Unfiled Tax Returns: Why They’re a Problem and What To Do About Them
If you have unfiled tax returns, you probably know that you have a problem.
How big a problem? Well, the problem could be as small as missing out on some refunds to which you’re entitled to having an IRS revenue officer show up at your door to being charged with a federal crime under Section 7203 of the tax code.
How Big a Problem Is Having Unfiled Tax Returns?
If you’re a W-2 employee who had a decent amount of taxes taken out of your paycheck every pay period for the years you haven’t filed tax returns for, you may not be looking at too great a tax bill, even considering penalties and interest.
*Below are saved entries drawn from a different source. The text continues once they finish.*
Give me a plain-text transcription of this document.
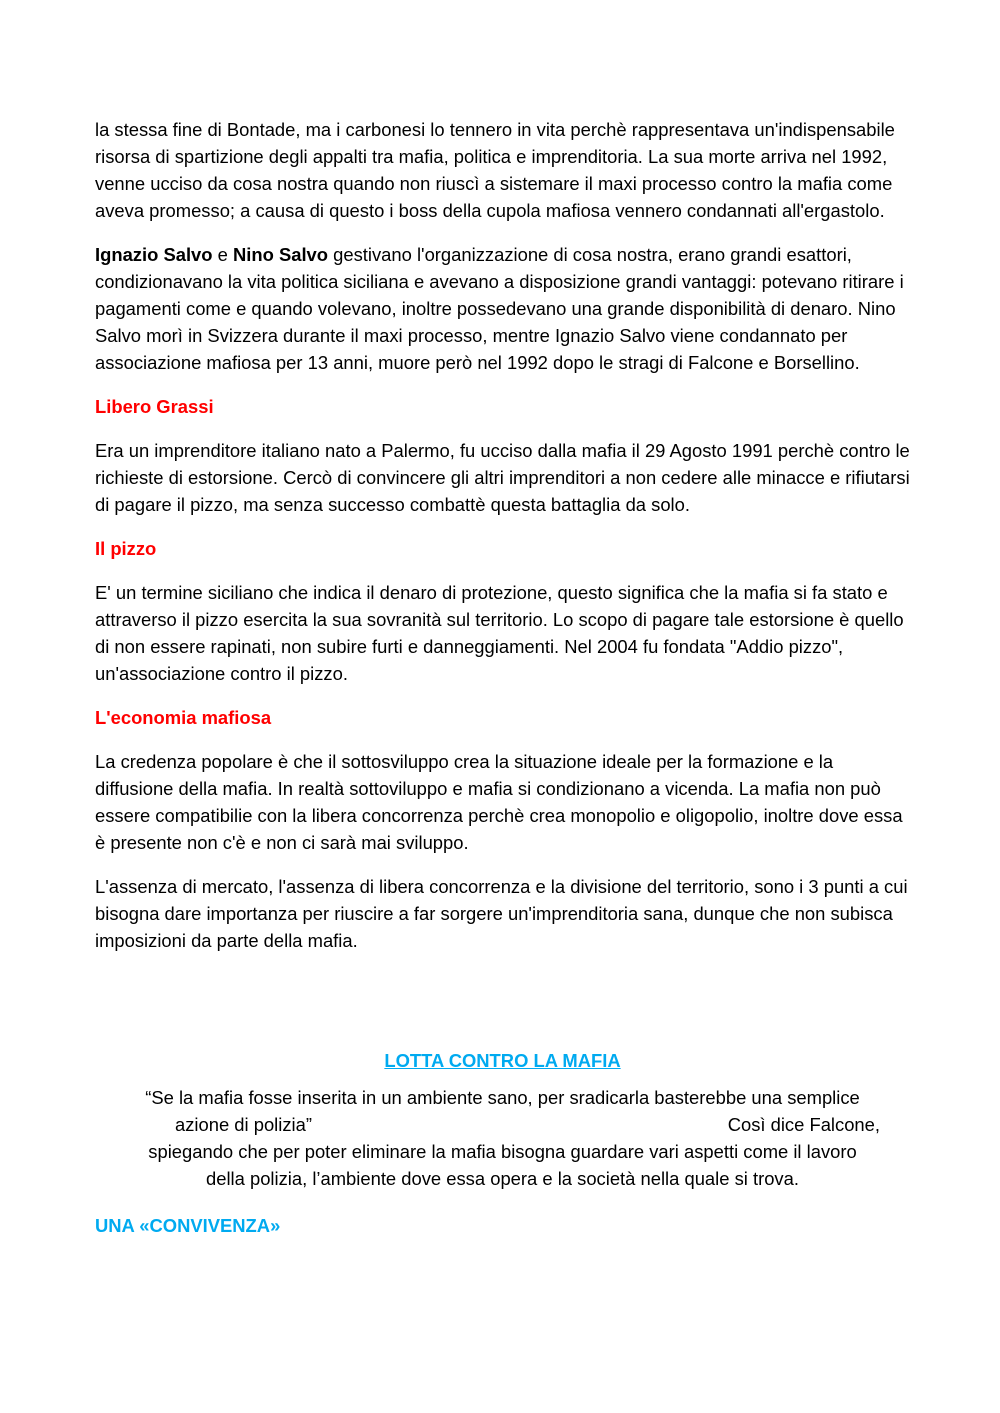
la stessa fine di Bontade, ma i carbonesi lo tennero in vita perchè rappresentava un'indispensabile risorsa di spartizione degli appalti tra mafia, politica e imprenditoria. La sua morte arriva nel 1992, venne ucciso da cosa nostra quando non riuscì a sistemare il maxi processo contro la mafia come aveva promesso; a causa di questo i boss della cupola mafiosa vennero condannati all'ergastolo.

Ignazio Salvo e Nino Salvo gestivano l'organizzazione di cosa nostra, erano grandi esattori, condizionavano la vita politica siciliana e avevano a disposizione grandi vantaggi: potevano ritirare i pagamenti come e quando volevano, inoltre possedevano una grande disponibilità di denaro. Nino Salvo morì in Svizzera durante il maxi processo, mentre Ignazio Salvo viene condannato per associazione mafiosa per 13 anni, muore però nel 1992 dopo le stragi di Falcone e Borsellino.

Libero Grassi

Era un imprenditore italiano nato a Palermo, fu ucciso dalla mafia il 29 Agosto 1991 perchè contro le richieste di estorsione. Cercò di convincere gli altri imprenditori a non cedere alle minacce e rifiutarsi di pagare il pizzo, ma senza successo combattè questa battaglia da solo.

Il pizzo

E' un termine siciliano che indica il denaro di protezione, questo significa che la mafia si fa stato e attraverso il pizzo esercita la sua sovranità sul territorio. Lo scopo di pagare tale estorsione è quello di non essere rapinati, non subire furti e danneggiamenti. Nel 2004 fu fondata "Addio pizzo", un'associazione contro il pizzo.

L'economia mafiosa

La credenza popolare è che il sottosviluppo crea la situazione ideale per la formazione e la diffusione della mafia. In realtà sottoviluppo e mafia si condizionano a vicenda. La mafia non può essere compatibilie con la libera concorrenza perchè crea monopolio e oligopolio, inoltre dove essa è presente non c'è e non ci sarà mai sviluppo.

L'assenza di mercato, l'assenza di libera concorrenza e la divisione del territorio, sono i 3 punti a cui bisogna dare importanza per riuscire a far sorgere un'imprenditoria sana, dunque che non subisca imposizioni da parte della mafia.

LOTTA CONTRO LA MAFIA
“Se la mafia fosse inserita in un ambiente sano, per sradicarla basterebbe una semplice
azione di polizia”	Così dice Falcone,
spiegando che per poter eliminare la mafia bisogna guardare vari aspetti come il lavoro
della polizia, l’ambiente dove essa opera e la società nella quale si trova.
UNA «CONVIVENZA»
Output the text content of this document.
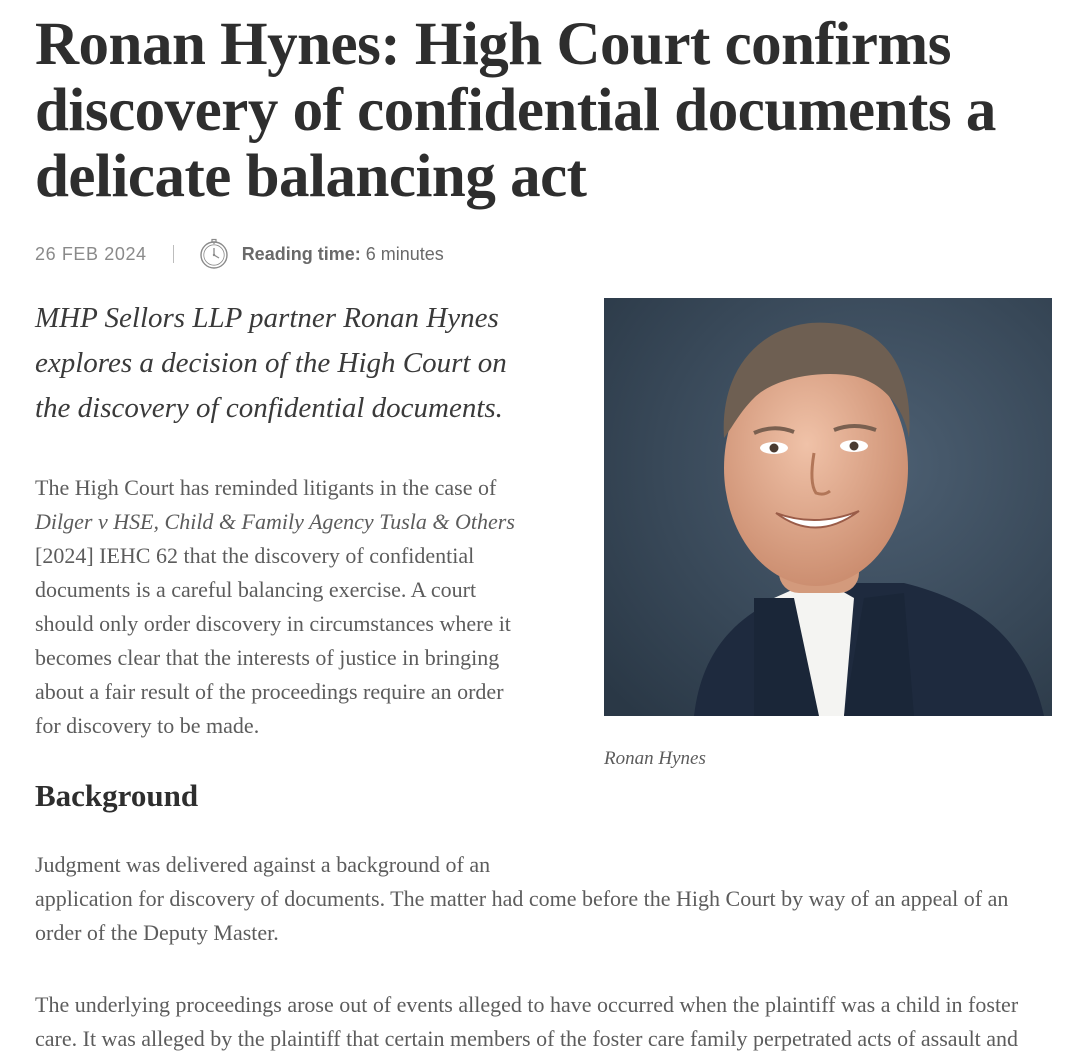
Ronan Hynes: High Court confirms discovery of confidential documents a delicate balancing act
26 FEB 2024	Reading time: 6 minutes

MHP Sellors LLP partner Ronan Hynes explores a decision of the High Court on the discovery of confidential documents.

The High Court has reminded litigants in the case of Dilger v HSE, Child & Family Agency Tusla & Others [2024] IEHC 62 that the discovery of confidential documents is a careful balancing exercise. A court should only order discovery in circumstances where it becomes clear that the interests of justice in bringing about a fair result of the proceedings require an order for discovery to be made.

Ronan Hynes

Background

Judgment was delivered against a background of an
application for discovery of documents. The matter had come before the High Court by way of an appeal of an order of the Deputy Master.

The underlying proceedings arose out of events alleged to have occurred when the plaintiff was a child in foster care. It was alleged by the plaintiff that certain members of the foster care family perpetrated acts of assault and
However, if you are a 1099 worker who has unfiled tax returns — watch out! The IRS may prepare a substitute for return (SFR) for you based only on your 1099 income without any expenses and assess tax accordingly.
If this happens to you, be prepared for a massive tax bill from the IRS. For example, the account transcript excerpt shown below is from one of our clients who was a 1099 truck driver and had several years of unfiled tax returns.
This excerpt is just for one year — tax year 2016.
The IRS assessed over $113,000 in taxes, penalties, and interest based on this individual’s single Form 1099. (Note that the “accrued interest” and “accrued penalty” amounts in the image above represent only the accrued but not assessed penalties and interest; the already-assessed penalties and interest were over $30,000 for this particular year.)
This taxpayer had other tax years with similar situations when he came to us. Shortly thereafter, a revenue officer was assigned to his case because his balance was over $250,000.
However, once we filed his returns, we got his balance for this year down to less than $10,000!
So we took what was a huge problem due to his unfiled tax returns and made it a much smaller problem simply by filing his tax returns.